もったいない、の精神
いつも良くしていただいているおばあちゃんが、家のそばに薪になる木があるからもっていけという。
大きくなった木の枝を、息子さんが払って、手ごろな長さに切りそろえてある。自分もみそ豆を煮るときには使うが、たくさんは使わない。
場所を確認すると、道路から少々距離があるし、背負い上げなくてはいけないから、少々気が重くなった。
でも、おばあちゃんはこういったのだ。
「このまんま朽ちていくじゃ、もったいないからさあ」
またある日、借りている田んぼのそばを歩いていたら、柿がたくさん干してあり、いつも声をかけてくれるおばあちゃんがいた。
「たくさん干しましたね、がんばりましたねえ」「いやあ、すっかり駄目になったよ」などと会話した。
その家の庭先には、いつも豆がみざるに入れてあったり、何かが干してあったりする。
おばあちゃんは80歳を越えており、あんたみたいな若い人に、元気をもらうだよ~と笑ってくれた。
「この陽気じゃあ、乾いてくれるか分かんないけど」と、おばあちゃんは言った。
「もったいないからねえ、それだけだよ」
その世代の方々が、どういう食糧事情の中を暮らしてきたかということは、どんなに話してきかせていただいても、ホントには理解できていないように思う。
おばあちゃんがそれだけの量の干し柿を食べることはないだろう。それでも、生り年にたわわに実ったものを、そのままにしておくことはできないのだろう。
また別のおじいさんが、ある日我が家に渋柿をたくさんくれた。百目柿という、渋柿のうちでも一番立派なものだ。どうやら、空き家になっている知り合いの家から、いただいてきたものらしい。

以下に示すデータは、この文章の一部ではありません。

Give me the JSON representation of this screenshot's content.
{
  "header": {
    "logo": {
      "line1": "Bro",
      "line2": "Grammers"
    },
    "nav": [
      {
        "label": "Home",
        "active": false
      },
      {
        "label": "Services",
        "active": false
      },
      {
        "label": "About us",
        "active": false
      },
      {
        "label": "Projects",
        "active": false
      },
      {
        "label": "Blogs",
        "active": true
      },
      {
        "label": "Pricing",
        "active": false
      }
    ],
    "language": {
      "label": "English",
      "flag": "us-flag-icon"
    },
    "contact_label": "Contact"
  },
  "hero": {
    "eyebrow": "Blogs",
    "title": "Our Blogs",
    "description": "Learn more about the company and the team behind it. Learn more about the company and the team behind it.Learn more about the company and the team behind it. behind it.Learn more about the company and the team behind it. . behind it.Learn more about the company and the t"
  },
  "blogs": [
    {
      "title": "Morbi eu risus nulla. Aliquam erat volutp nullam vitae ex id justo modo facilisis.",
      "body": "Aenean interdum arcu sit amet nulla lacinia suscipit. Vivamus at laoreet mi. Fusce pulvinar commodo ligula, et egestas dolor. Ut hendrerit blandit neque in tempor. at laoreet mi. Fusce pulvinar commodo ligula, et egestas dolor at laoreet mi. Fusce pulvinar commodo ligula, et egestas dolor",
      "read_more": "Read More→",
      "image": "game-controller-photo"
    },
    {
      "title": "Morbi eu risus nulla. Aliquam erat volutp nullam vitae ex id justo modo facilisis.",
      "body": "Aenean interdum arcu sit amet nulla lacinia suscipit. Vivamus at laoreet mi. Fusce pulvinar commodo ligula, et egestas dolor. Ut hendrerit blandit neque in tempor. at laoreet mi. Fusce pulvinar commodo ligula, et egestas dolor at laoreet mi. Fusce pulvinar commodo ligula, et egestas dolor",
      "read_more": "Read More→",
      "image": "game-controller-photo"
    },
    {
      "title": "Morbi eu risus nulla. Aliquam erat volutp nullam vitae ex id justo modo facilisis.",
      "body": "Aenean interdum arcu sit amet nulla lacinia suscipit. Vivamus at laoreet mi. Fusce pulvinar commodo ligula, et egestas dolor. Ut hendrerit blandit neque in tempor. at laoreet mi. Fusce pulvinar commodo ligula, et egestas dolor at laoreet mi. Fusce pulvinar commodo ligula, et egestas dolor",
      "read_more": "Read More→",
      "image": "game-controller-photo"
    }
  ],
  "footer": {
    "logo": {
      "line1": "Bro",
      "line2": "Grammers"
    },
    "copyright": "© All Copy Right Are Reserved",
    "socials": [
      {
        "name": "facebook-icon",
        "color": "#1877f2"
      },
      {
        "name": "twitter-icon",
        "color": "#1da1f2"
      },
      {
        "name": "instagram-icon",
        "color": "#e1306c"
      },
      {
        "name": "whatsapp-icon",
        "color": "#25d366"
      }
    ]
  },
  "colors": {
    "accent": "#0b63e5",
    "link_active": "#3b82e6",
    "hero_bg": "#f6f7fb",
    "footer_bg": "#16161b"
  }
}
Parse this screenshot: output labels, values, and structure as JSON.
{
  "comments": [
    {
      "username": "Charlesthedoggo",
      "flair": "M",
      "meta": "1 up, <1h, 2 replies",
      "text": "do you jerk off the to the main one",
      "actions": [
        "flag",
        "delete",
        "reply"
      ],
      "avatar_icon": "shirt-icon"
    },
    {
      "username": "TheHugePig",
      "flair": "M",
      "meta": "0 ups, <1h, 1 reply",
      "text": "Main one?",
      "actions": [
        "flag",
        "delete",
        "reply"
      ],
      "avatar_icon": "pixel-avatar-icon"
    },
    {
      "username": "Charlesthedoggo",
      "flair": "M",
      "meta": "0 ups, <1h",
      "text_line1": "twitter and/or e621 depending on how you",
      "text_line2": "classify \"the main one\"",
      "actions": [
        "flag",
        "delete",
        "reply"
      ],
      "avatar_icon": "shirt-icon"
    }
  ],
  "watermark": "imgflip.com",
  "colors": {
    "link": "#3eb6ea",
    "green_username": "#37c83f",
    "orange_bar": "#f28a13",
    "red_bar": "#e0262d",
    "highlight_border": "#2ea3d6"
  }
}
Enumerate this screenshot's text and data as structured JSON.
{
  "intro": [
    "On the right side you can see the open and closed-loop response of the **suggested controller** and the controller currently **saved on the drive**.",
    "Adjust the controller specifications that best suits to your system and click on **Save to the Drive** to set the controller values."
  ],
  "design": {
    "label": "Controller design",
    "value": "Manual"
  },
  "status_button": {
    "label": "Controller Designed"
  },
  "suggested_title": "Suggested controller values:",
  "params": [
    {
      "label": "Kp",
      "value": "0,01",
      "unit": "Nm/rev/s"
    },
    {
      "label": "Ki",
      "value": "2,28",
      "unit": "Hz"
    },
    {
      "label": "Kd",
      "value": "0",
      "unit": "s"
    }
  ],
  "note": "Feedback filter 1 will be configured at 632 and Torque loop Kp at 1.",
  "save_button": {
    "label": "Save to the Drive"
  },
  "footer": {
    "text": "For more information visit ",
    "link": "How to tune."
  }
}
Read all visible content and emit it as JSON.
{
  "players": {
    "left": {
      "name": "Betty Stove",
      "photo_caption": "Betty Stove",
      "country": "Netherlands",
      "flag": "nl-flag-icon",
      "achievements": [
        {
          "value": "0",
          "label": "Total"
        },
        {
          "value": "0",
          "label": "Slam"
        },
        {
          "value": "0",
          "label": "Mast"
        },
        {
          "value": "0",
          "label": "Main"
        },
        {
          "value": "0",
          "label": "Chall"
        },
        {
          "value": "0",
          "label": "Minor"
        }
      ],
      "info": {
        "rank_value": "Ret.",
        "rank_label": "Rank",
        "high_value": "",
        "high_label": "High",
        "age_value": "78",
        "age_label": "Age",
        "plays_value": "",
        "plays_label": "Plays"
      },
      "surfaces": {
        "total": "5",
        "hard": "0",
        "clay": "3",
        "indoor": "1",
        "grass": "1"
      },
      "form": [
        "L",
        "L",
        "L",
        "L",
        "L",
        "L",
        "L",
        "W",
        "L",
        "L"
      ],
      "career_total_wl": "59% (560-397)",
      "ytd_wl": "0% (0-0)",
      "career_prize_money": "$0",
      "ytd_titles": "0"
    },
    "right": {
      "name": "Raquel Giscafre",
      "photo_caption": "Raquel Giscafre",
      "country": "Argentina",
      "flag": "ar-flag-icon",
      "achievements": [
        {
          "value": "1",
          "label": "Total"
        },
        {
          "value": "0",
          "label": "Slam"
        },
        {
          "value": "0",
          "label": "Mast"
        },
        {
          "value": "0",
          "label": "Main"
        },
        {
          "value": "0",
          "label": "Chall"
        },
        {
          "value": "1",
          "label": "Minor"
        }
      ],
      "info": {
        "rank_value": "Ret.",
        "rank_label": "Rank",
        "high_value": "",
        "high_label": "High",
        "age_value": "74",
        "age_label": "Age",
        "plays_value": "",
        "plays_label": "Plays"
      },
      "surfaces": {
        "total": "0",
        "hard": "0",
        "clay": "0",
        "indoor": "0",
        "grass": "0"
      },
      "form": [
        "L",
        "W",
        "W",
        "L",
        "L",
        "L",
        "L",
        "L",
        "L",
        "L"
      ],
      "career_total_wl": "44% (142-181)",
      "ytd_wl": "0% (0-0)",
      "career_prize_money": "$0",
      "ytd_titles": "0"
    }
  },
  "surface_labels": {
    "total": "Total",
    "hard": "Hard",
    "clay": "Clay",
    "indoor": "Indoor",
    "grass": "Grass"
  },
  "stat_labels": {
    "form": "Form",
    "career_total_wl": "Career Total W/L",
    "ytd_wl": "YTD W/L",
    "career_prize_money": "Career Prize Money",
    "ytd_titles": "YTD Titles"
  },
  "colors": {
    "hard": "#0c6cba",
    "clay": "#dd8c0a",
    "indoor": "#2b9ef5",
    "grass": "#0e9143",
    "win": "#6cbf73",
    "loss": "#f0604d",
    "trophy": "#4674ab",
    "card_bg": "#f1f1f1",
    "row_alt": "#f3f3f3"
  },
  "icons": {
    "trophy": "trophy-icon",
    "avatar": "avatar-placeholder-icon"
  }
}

おじいさんは、3日に分けて、とってきたほとんどの柿を、「もってって食べてくりょ。俺ゃー食わないから」と、我が家にくださった。
そんなに食わないなら、取ってこなければいいのに?
いや、おじいさんもまた、「もったいないから」捨て置けなかったのだろうなと思う。
もったいない、の精神を、いろんな形で教わっているなあと思う。
山里には、もったいないの気持ちがたくさんあると思う。例えば・・・こんなおぞい野菜、人にあげたり市場に出したりはできない。こんな山のもの、ほしがる人がいるもんだかどうだかなあ。
でも、もったいないなあ、と。
獲れすぎた渋柿。不揃いな野菜。不恰好に編んだつるかご。
そんなものを、それと承知で売り買いする「もったいないの店」できるといいなあ。などと考えました。